All of these institutions have track records within English HE and are not-for-profit. In the case of Anglo-European College of Chiropractic, its application for HEFCE designation comes after ten years in the funding system through partnership arrangements. Its Principal, Prof. Haymo Thiel confirmed that the college is also currently seeking taught degree awarding powers and had sought designation to boost ‘the independence and reputation of the college’ and to avoid being ‘caught in the middle’ between its validating partner and changes to government policy. AECC intends to continue to access Band B funding for high-cost subjects and would consider applying for capital grants and small and specialist institution status ‘if appropriate.’ Prof Thiel told me of his plans for ‘sensible, niche growth’ over the long-term: “We would consider applying for research funding, perhaps in relation to the next REF exercise, but it is too soon to specify a date”.

HEFCE’s new guidance seems to anticipate an increase in interest in access to grants and has relaxed its track record requirements in accordance with government preferences. Its Gateway process will be ‘operated to avoid unnecessary barriers and bureaucracy’ and

‘designed to ensure that it can produce reliable judgements about a provider’s readiness to enter the higher education sector and deliver a high-quality academic experience, even when the provider does not have a substantial track record of delivering higher education’ (Revised Operating Guidance §65).

Those new to grant funding will face an initial review and a four-year ‘development’ period of ‘enhanced scrutiny and support’ prior to judgment about whether the institution is ready to join the ‘established’ provision. But there is no suggestion that a loan-funded track record will be the necessary prerequisite before an institution can apply for access to grants.

These new developments are consistent with the Coalition government’s ingenious use of existing powers to pursue its market reforms in piecemeal fashion between 2010 and 2013 (before the extent of that alternative provider policy foul-up became clear). We now have different Business Secretary, and things can move further quickly, with grant funding opened up to start-ups and entrants backed from overseas.

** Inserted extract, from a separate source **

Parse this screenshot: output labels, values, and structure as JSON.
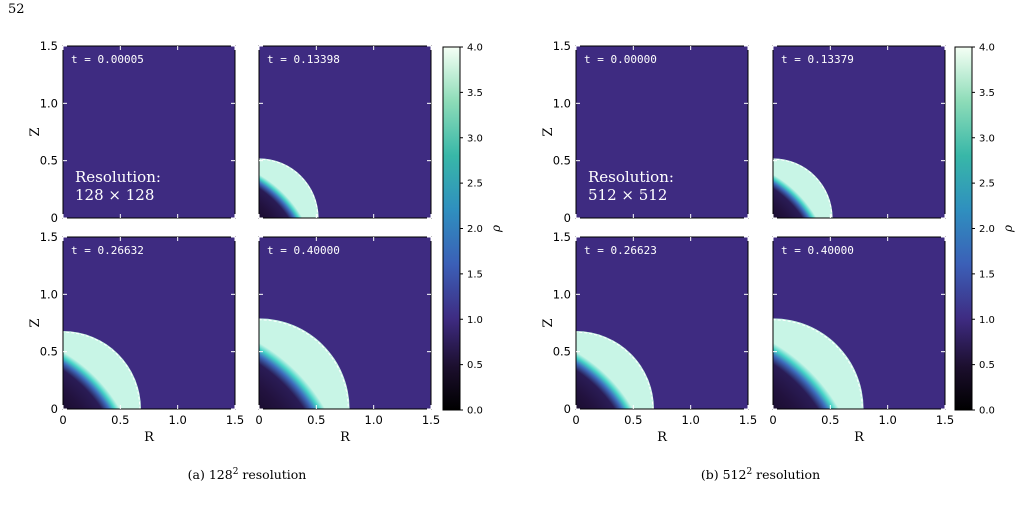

Although attention will still be focused on a Higher Education Bill this calendar year, market reform can move on again without the worry of parliamentary delays.

Finally, we ought to consider the recent, delayed BIS grant letter to HEFCE. That outlined expected cuts to its funding over the next two years: Teaching Grant would fall by £200m from £1670m to £1457m, with Capital grants falling over the same period from £600m to £300m.

In other words: we are now preparing to make room for more providers as the grant pot diminishes.